Discussion Questions for Book Talk

human stain
Please join us for the scheduled talk on Philip Roth’s The Human Stain to be held Wednesday, June 2, at 6:30 p.m. in the small meeting room on the 2nd floor. The talk is last in the series on the theme of life and strife in literature, sponsored by the West End Library Friends. The presenter is Ori Z. Soltes, resident scholar in theology and fine arts at Georgetown University.  Discussion questions are as follows:

1 How does our theme—life and strife—engage the matter of self as the latter intersects that of family and community?

2 What is the relationship between history and personal memory in the shaping of this story?

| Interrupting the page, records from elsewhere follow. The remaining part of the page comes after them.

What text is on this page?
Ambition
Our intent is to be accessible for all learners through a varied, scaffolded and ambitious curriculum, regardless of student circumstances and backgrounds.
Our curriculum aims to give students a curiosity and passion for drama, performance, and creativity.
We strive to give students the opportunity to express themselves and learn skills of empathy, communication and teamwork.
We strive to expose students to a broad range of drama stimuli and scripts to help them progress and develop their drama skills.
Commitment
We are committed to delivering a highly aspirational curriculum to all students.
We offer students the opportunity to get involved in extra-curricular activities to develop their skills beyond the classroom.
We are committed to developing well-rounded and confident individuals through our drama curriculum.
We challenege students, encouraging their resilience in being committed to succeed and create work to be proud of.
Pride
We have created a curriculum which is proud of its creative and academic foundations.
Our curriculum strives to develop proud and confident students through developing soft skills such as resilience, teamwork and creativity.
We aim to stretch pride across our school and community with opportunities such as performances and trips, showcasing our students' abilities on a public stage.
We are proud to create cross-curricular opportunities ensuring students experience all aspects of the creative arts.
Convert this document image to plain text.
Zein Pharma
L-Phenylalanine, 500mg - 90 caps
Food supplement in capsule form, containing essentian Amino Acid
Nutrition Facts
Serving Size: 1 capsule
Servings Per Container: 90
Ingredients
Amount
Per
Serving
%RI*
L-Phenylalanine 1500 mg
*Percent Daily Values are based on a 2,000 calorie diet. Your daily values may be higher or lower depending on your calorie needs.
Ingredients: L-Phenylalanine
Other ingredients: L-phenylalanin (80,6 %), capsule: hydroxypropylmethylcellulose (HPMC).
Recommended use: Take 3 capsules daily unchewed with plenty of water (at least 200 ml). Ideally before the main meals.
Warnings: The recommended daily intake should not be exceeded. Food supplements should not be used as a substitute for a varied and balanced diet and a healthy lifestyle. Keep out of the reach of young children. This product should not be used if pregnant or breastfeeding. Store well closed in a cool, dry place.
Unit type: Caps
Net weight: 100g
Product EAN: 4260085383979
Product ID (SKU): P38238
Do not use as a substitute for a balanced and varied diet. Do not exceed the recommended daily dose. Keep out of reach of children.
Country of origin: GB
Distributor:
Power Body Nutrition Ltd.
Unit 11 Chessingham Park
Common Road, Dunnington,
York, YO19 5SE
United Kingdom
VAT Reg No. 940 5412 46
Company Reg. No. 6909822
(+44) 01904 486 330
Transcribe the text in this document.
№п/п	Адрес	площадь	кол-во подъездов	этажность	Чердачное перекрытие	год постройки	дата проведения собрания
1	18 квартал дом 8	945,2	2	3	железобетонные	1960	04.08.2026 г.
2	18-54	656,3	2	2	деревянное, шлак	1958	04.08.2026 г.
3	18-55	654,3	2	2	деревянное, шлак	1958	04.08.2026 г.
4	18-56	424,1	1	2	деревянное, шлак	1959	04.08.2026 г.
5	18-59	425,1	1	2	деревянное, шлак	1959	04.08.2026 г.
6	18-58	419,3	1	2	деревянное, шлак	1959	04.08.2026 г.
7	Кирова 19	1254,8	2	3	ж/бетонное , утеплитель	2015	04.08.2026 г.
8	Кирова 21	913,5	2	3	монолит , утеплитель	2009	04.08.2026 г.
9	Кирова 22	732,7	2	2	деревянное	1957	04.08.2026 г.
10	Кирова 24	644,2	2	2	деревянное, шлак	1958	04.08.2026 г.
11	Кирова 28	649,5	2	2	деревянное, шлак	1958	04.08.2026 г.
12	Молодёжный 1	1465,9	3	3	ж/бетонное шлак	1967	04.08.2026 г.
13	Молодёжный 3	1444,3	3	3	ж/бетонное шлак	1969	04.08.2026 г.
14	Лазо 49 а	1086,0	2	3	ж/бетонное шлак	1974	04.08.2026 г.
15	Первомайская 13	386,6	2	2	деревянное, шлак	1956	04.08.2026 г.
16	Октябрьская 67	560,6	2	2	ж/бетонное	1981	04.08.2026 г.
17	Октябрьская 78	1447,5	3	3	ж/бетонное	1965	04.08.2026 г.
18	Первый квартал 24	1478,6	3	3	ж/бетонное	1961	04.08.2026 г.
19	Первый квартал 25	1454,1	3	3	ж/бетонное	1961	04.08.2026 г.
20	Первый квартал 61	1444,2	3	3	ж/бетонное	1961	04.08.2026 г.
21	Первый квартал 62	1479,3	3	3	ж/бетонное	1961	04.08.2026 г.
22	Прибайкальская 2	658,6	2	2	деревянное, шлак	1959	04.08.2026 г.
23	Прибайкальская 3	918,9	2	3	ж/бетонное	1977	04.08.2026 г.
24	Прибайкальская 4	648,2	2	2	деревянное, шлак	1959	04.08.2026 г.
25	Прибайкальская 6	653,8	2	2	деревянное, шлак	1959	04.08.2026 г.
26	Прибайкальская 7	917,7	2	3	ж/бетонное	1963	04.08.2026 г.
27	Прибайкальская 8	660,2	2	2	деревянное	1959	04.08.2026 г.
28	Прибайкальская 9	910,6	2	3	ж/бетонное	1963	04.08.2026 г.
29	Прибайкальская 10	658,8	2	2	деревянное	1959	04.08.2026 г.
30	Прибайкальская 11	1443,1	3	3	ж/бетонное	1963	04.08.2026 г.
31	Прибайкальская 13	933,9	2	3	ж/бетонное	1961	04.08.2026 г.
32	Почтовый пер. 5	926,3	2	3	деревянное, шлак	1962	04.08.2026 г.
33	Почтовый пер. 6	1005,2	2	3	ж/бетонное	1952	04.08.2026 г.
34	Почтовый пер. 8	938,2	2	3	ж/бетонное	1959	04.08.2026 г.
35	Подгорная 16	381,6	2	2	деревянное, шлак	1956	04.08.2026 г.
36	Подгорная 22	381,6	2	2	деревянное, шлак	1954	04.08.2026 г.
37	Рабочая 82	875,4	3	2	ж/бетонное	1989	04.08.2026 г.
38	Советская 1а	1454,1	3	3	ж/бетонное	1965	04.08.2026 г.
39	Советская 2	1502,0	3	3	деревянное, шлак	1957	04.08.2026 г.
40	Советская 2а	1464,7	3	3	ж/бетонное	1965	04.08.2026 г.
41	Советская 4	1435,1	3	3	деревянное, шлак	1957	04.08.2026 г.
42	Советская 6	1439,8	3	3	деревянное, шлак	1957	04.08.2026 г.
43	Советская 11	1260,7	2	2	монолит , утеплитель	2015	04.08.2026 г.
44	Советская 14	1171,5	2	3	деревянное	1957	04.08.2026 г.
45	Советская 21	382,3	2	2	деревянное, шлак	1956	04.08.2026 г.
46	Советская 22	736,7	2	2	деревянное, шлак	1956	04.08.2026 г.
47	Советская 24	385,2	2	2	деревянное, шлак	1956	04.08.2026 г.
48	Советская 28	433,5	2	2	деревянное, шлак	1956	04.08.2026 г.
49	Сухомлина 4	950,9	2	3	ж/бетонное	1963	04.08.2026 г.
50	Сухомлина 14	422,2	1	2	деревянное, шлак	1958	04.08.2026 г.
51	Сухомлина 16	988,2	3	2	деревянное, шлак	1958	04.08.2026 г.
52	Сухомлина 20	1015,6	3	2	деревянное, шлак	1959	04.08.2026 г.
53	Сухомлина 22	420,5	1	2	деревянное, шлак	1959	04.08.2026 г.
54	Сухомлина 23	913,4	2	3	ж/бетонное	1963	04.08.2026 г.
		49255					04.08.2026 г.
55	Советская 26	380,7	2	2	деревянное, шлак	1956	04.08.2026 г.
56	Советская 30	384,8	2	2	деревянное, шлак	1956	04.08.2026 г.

3 What is the relationship between fact and truth as this story plays out?

4 What is the role of knowledge in the novel—what kinds of knowledge are being juggled here, both generally and at specific moments?

5 How does the obvious theme of identity intersect the issue of research, scholarship and university life?

6 What is the relationship between the university world and the world at large with respect to socio-economic and cultural issues—and how do these issues, laid out in this novel, compare with the same issues as they were addressed by DH Lawrence in Women in Love?

7 How does Roth play among the issues of race, religion and culture in this novel and how do these issues intersect the matter of love and strife?

8 How does Roth engage with a sense of irony the specifics of Black-Jewish relations within the larger picture of diverse racial, ethnic, religious, general and other group-to-group relations—and the matter of love and strife—in American history?

9 How does the role of the author as a character in the novel compare to that role in Elie Wiesel’s
Day (aka The Accident)?

10 How does Coleman compare as a “hero” with Achilles in The Iliad or Rodrigue in The Cid? What do they all have in common and how do they differ, both in terms of who they are and in terms of the role they are intended to play for their audiences?